Le corps comme fil conducteur

Didier Franck explore cette décision dans son livre Nietzsche et l'ombre de Dieu, Épiméthée, P.U.F., Paris 1998, réédité récemment. Nous arrangeons un peu et condensons quelques citations dans les pages 171 à 183.

Novalis: "Art de devenir omnipuissant -- art de réaliser totalement notre volonté. Nous devons maîtriser le corps comme l'âme. Le corps est l'instrument de la formation et de la modification du monde -- Nous devons donc chercher à former notre corps en un organe capable de tout. La modification de notre instrument est la modification du monde."

Solliciter la clôture de la Bible, se risquer à la concevoir comme ouverte, susceptible de métamorphoses, comme un livre à venir -- "mon livre doit être une bible scientifique", dit Novalis qui note également que "les Évangiles contiennent les traits fondamentaux d'évangiles à venir et supérieurs" (Werke,Bd. II, p. 599 et 831) --, revient à prononcer silencieusement la mort de Dieu et à tenter de surmonter le christianisme.

Mais comment est-ce possible et quelle voie emprunter ? Si grâce au Christ, en Christ, notre corps est le temple du Dieu vivant -- "il n'y a qu'un seul temple au moindre et c'est le corps humain. Rien n'est plus saint que cette haute figure", rappelle Novalis --, c'est en élevant la puissance du corps que nous pourrons devenir autres que chrétiens.

Bref, pour élever la puissance du corps et de la volonté en leur ouvrant de nouvelles possibilités et devenir les "poètes de notre vie" (Le gai savoir, § 299; cf. 1885, 35 (45) et 42 (1), § 6.), il faut les penser différemment. Mais puisque le corps volontaire est, nous l'avons montré, le lieu où s'articule la métaphysique grecque et la religion chrétienne, son nouveau concept devra pouvoir répondre de l'une, de l'autre et de leur coïncidence finale.

Nietzsche le savait qui note en 1884: "On est plus riche qu'on ne pense, on a dans la corps de qui faire plusieurs personnes, on tient puor "caractère" ce qui n'appartient qu'à la "personne", à l'un de nos masques. La plupart de nos actes ne viennent pas de la profondeur mais sont superficiels : comme la plupart des éruptions volcaniques : on ne doit pas se laisser tromper par le bruit. Le christianisme a raison en ceci : on peut revêtir l'homme nouveau : certes, et donc encore un nouveau.
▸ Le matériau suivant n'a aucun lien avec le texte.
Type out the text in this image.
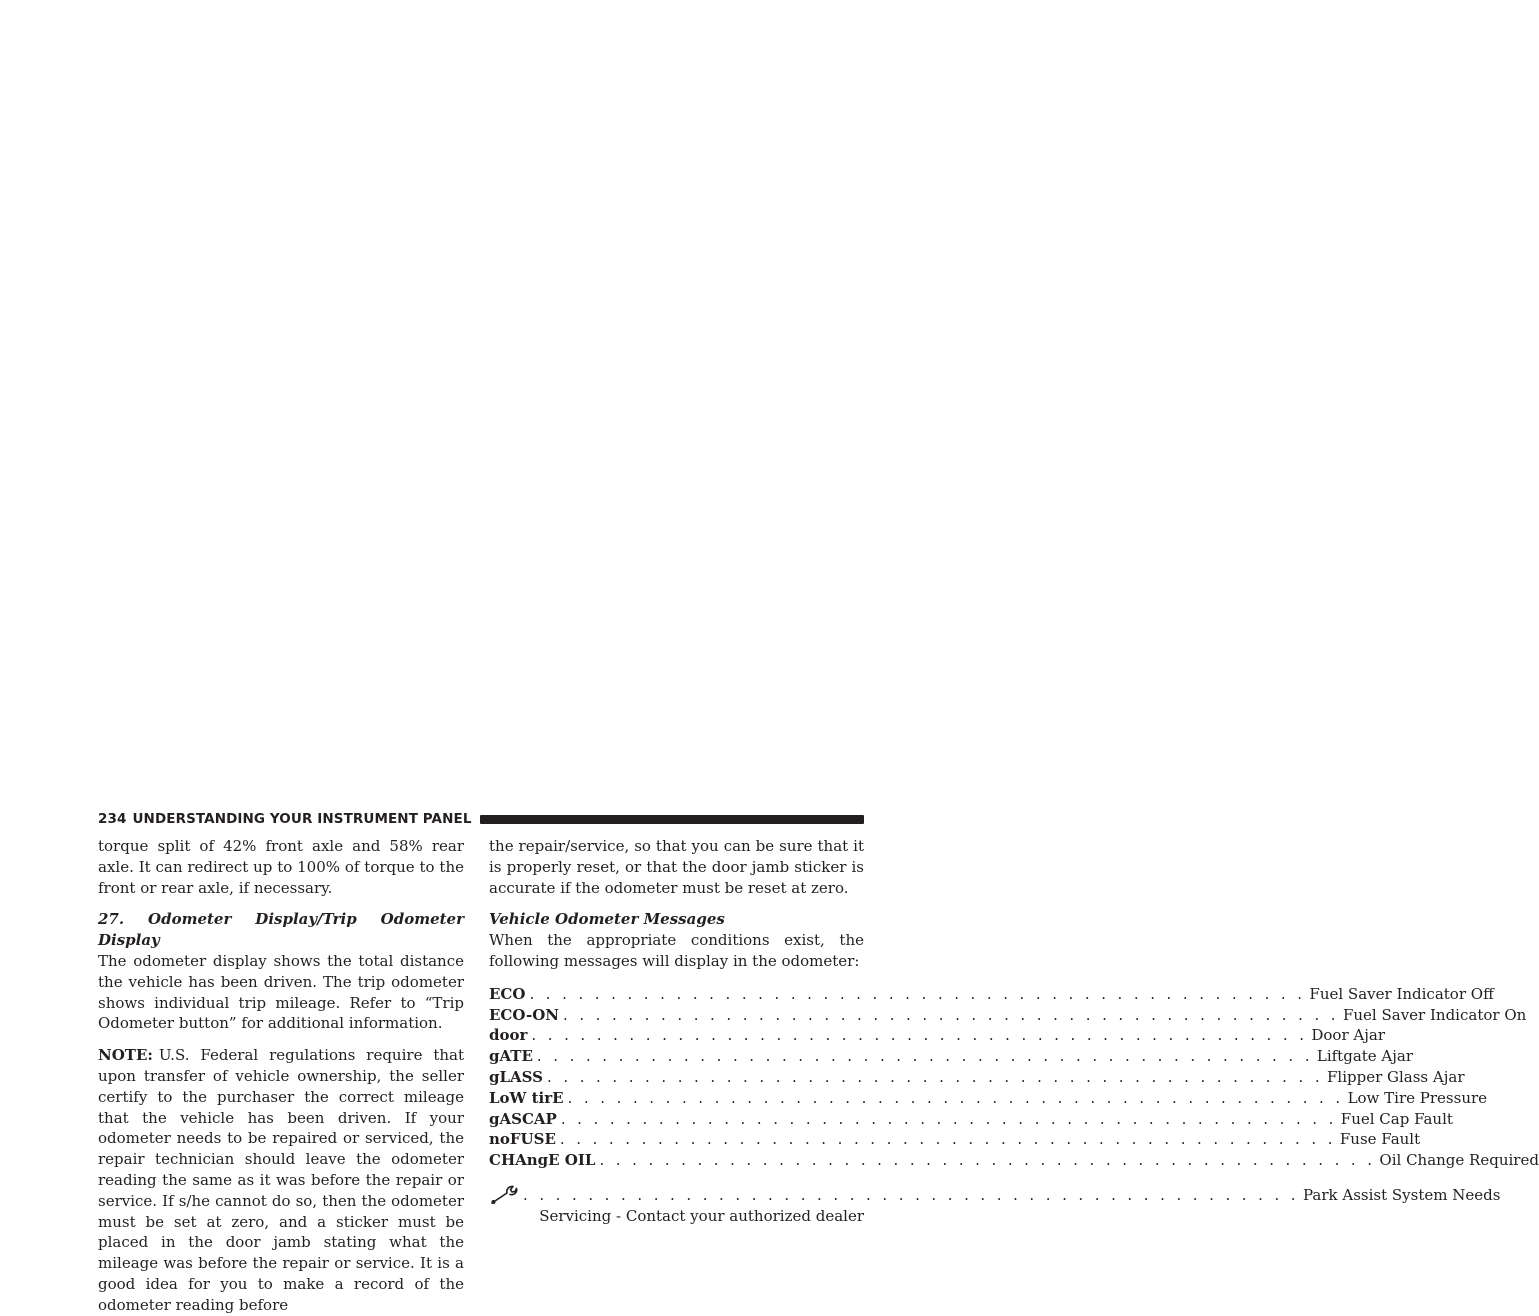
234 UNDERSTANDING YOUR INSTRUMENT PANEL

torque split of 42% front axle and 58% rear axle. It can redirect up to 100% of torque to the front or rear axle, if necessary.

27. Odometer Display/Trip Odometer Display

The odometer display shows the total distance the vehicle has been driven. The trip odometer shows individual trip mileage. Refer to “Trip Odometer button” for additional information.

NOTE: U.S. Federal regulations require that upon transfer of vehicle ownership, the seller certify to the purchaser the correct mileage that the vehicle has been driven. If your odometer needs to be repaired or serviced, the repair technician should leave the odometer reading the same as it was before the repair or service. If s/he cannot do so, then the odometer must be set at zero, and a sticker must be placed in the door jamb stating what the mileage was before the repair or service. It is a good idea for you to make a record of the odometer reading before

the repair/service, so that you can be sure that it is properly reset, or that the door jamb sticker is accurate if the odometer must be reset at zero.

Vehicle Odometer Messages

When the appropriate conditions exist, the following messages will display in the odometer:

ECO . . . . . . . . . . . . . . . . . . . . . . . . . . . . . . . . . . . . . . . . . . . . . . . . Fuel Saver Indicator Off
ECO-ON . . . . . . . . . . . . . . . . . . . . . . . . . . . . . . . . . . . . . . . . . . . . . . . . Fuel Saver Indicator On
door . . . . . . . . . . . . . . . . . . . . . . . . . . . . . . . . . . . . . . . . . . . . . . . . Door Ajar
gATE . . . . . . . . . . . . . . . . . . . . . . . . . . . . . . . . . . . . . . . . . . . . . . . . Liftgate Ajar
gLASS . . . . . . . . . . . . . . . . . . . . . . . . . . . . . . . . . . . . . . . . . . . . . . . . Flipper Glass Ajar
LoW tirE . . . . . . . . . . . . . . . . . . . . . . . . . . . . . . . . . . . . . . . . . . . . . . . . Low Tire Pressure
gASCAP . . . . . . . . . . . . . . . . . . . . . . . . . . . . . . . . . . . . . . . . . . . . . . . . Fuel Cap Fault
noFUSE . . . . . . . . . . . . . . . . . . . . . . . . . . . . . . . . . . . . . . . . . . . . . . . . Fuse Fault
CHAngE OIL . . . . . . . . . . . . . . . . . . . . . . . . . . . . . . . . . . . . . . . . . . . . . . . . Oil Change Required
. . . . . . . . . . . . . . . . . . . . . . . . . . . . . . . . . . . . . . . . . . . . . . . . Park Assist System Needs
Servicing - Contact your authorized dealer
On se trompe lorsqu'on juge un homme d'après des actes isolés : de tels actes n'autorisent aucune généralisation."

Or, puisque le vieil homme a été crucifié avec le Christ et que l'homme nouveau est ressuscité avec et en lui, c'est, au-delà du baptême, à la résurrection du corps que Nietzsche fait ainsi référence. Annonçant la glorification du corps, le christianisme en a implicitement reconnu la possible pluralité. Après avoir ainsi renoué avec le concept paulinien de corps en tant que pluralité de volontés et ce, notons-le au passage, par delà le concept physique auquel il semblai s'être arrêté, Nietzsche ajoute aussitôt que l'homme nouveau dont parlait saint Paul n'est pas le seul possible.

Quelle que soit la tâche prescrite par la mort de Dieu, en dehors de laquelle l'élévation du corps au rang de fil conducteur demeure au fond inintelligible, est nettement attesté par une note de 1882-1883 : "La dissolution de la morale a pour conséquence pratique l'individu atomisé, voire la dispersion de l'individu en pluralités - Flux absolu. C'est pourquoi un but est maintenant plus que jamais nécessaire et de l'amour, un nouvel amour.

En 1874 Nietzsche remarquait déjà : "Nous vivons la période de l'atome, du chaos atomistique", et en 1881 : "Nous entrons dans l'époque de l'anarchie." La dispersion de l'individu, c'est-à-dire du corps, en une unité fluante, requiert un nouvel amour parce que l'ancien amour, celui de Dieu, en assurait - mais n'en assure plus - l'unité. La dissolution de la morale a pour corrélat celle des corps, et la mort de Dieu rend tout à la fois possible et nécessaire une sur-résurrection au sens même où Nietzsche parle de surhomme, un nouvel amour.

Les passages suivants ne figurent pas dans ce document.